We require the participator to submit the results as a single .zip file. Each .txt file in the .zip file contains the results of the corresponding image or video clip. Notably, the results of each image/video clip must be stored in the archive’s root folder.
The results file for each task should be stored in the SAME format as the provided ground-truth file, i.e., the CSV (Comma-Separated Values) text-file containing one object instance per line. If there exists no output detection/tracking result, please provide an empty file. We suggest the participator reviewing the ground truth format before proceeding. For different tasks, each line in the text-file contains different content. The format of the text-file of different tasks is described below in detail.
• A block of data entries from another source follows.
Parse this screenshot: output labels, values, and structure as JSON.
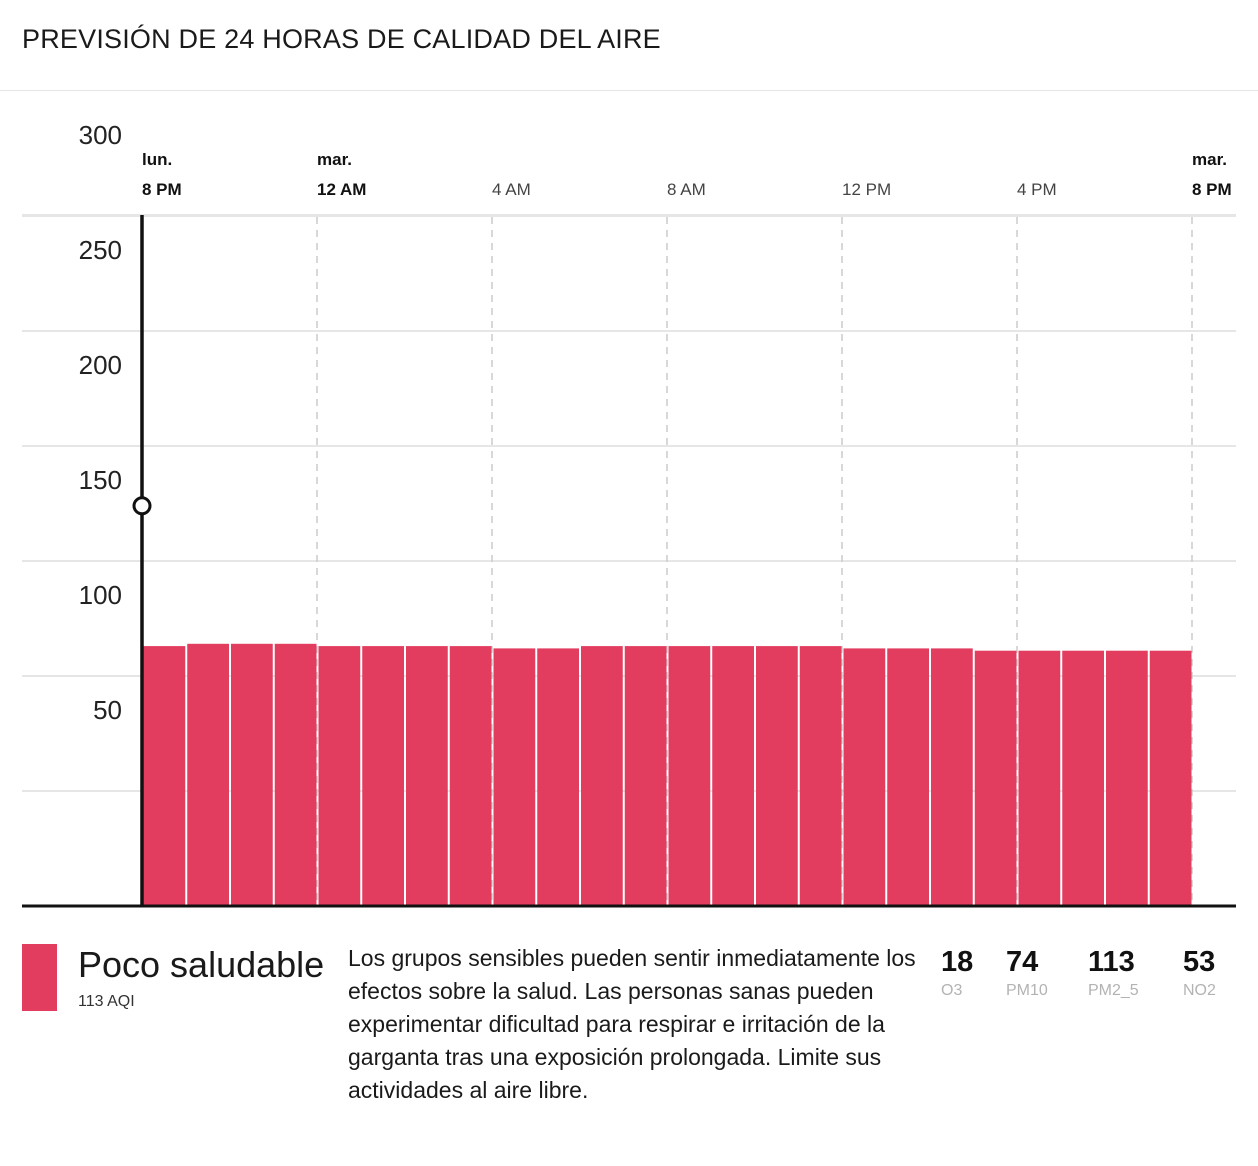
{
  "header": {
    "title": "PREVISIÓN DE 24 HORAS DE CALIDAD DEL AIRE"
  },
  "colors": {
    "bar": "#e23c5f",
    "axis": "#111111",
    "grid": "#e6e6e6",
    "vgrid": "#cccccc"
  },
  "chart_data": {
    "type": "bar",
    "title": "PREVISIÓN DE 24 HORAS DE CALIDAD DEL AIRE",
    "xlabel": "",
    "ylabel": "",
    "ylim": [
      0,
      300
    ],
    "yticks": [
      50,
      100,
      150,
      200,
      250,
      300
    ],
    "x_tick_labels": [
      {
        "hour_index": 0,
        "day": "lun.",
        "time": "8 PM",
        "bold": true
      },
      {
        "hour_index": 4,
        "day": "mar.",
        "time": "12 AM",
        "bold": true
      },
      {
        "hour_index": 8,
        "day": "",
        "time": "4 AM",
        "bold": false
      },
      {
        "hour_index": 12,
        "day": "",
        "time": "8 AM",
        "bold": false
      },
      {
        "hour_index": 16,
        "day": "",
        "time": "12 PM",
        "bold": false
      },
      {
        "hour_index": 20,
        "day": "",
        "time": "4 PM",
        "bold": false
      },
      {
        "hour_index": 24,
        "day": "mar.",
        "time": "8 PM",
        "bold": true
      }
    ],
    "values": [
      113,
      114,
      114,
      114,
      113,
      113,
      113,
      113,
      112,
      112,
      113,
      113,
      113,
      113,
      113,
      113,
      112,
      112,
      112,
      111,
      111,
      111,
      111,
      111
    ],
    "current_marker_value": 174,
    "grid": true
  },
  "status": {
    "level_name": "Poco saludable",
    "aqi_label": "113 AQI",
    "description": "Los grupos sensibles pueden sentir inmediatamente los efectos sobre la salud. Las personas sanas pueden experimentar dificultad para respirar e irritación de la garganta tras una exposición prolongada. Limite sus actividades al aire libre."
  },
  "pollutants": [
    {
      "value": "18",
      "name": "O3"
    },
    {
      "value": "74",
      "name": "PM10"
    },
    {
      "value": "113",
      "name": "PM2_5"
    },
    {
      "value": "53",
      "name": "NO2"
    }
  ]
}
Object Detection in Images
Both the ground truth annotations and the submission of results on test data have the same format for object detection in videos. That is, each text file stores the detection results of the corresponding image, with each line containing an object instance in the image. The format of each line is as follows:
|1||<bbox_left>||The x coordinate of the top-left corner of the predicted bounding box|
|2||<bbox_top>||The y coordinate of the top-left corner of the predicted object bounding box|
|3||<bbox_width>||The width in pixels of the predicted object bounding box|
|4||<bbox_height>||The height in pixels of the predicted object bounding box|
|5||<score>||The score in the DETECTION result file indicates the confidence of the predicted bounding box enclosing an object instance.The score in GROUNDTRUTH file is set to 1 or 0. 1 indicates the bounding box is considered in evaluation, while 0 indicates the bounding box will be ignored.|
|6||<object_category>||The object category indicates the type of annotated object, (i.e., ignored regions (0), pedestrian (1), people (2), bicycle (3), car (4), van (5), truck (6), tricycle (7), awning-tricycle (8), bus (9), motor (10), others (11))|
|7||<truncation>||The score in the DETECTION result file should be set to the constant -1. The score in the GROUNDTRUTH file indicates the degree of object parts appears outside a frame (i.e., no truncation = 0 (truncation ratio 0%), and partial truncation = 1(truncation ratio 1% ∼ 50%)).|
|8||<occlusion>||The score in the DETECTION result file should be set to the constant -1. The score in the GROUNDTRUTH file indicates the fraction of objects being occluded (i.e., no occlusion = 0 (occlusion ratio 0%), partial occlusion = 1(occlusion ratio 1% ∼ 50%), and heavy occlusion = 2 (occlusion ratio 50% ~ 100%)).|
The submission of results on test data have the different format from the ground truth annotations for crowd counting. That is, each text file stores the counting numbers of the corresponding sequence, with each line representing the number of people heads in the frame. The format of each line is as follows:
|1||<frame_index>||The frame index of the video frame arranged from smallest to largest|
|2||<counting_number>||The counting number of people heads in the frame|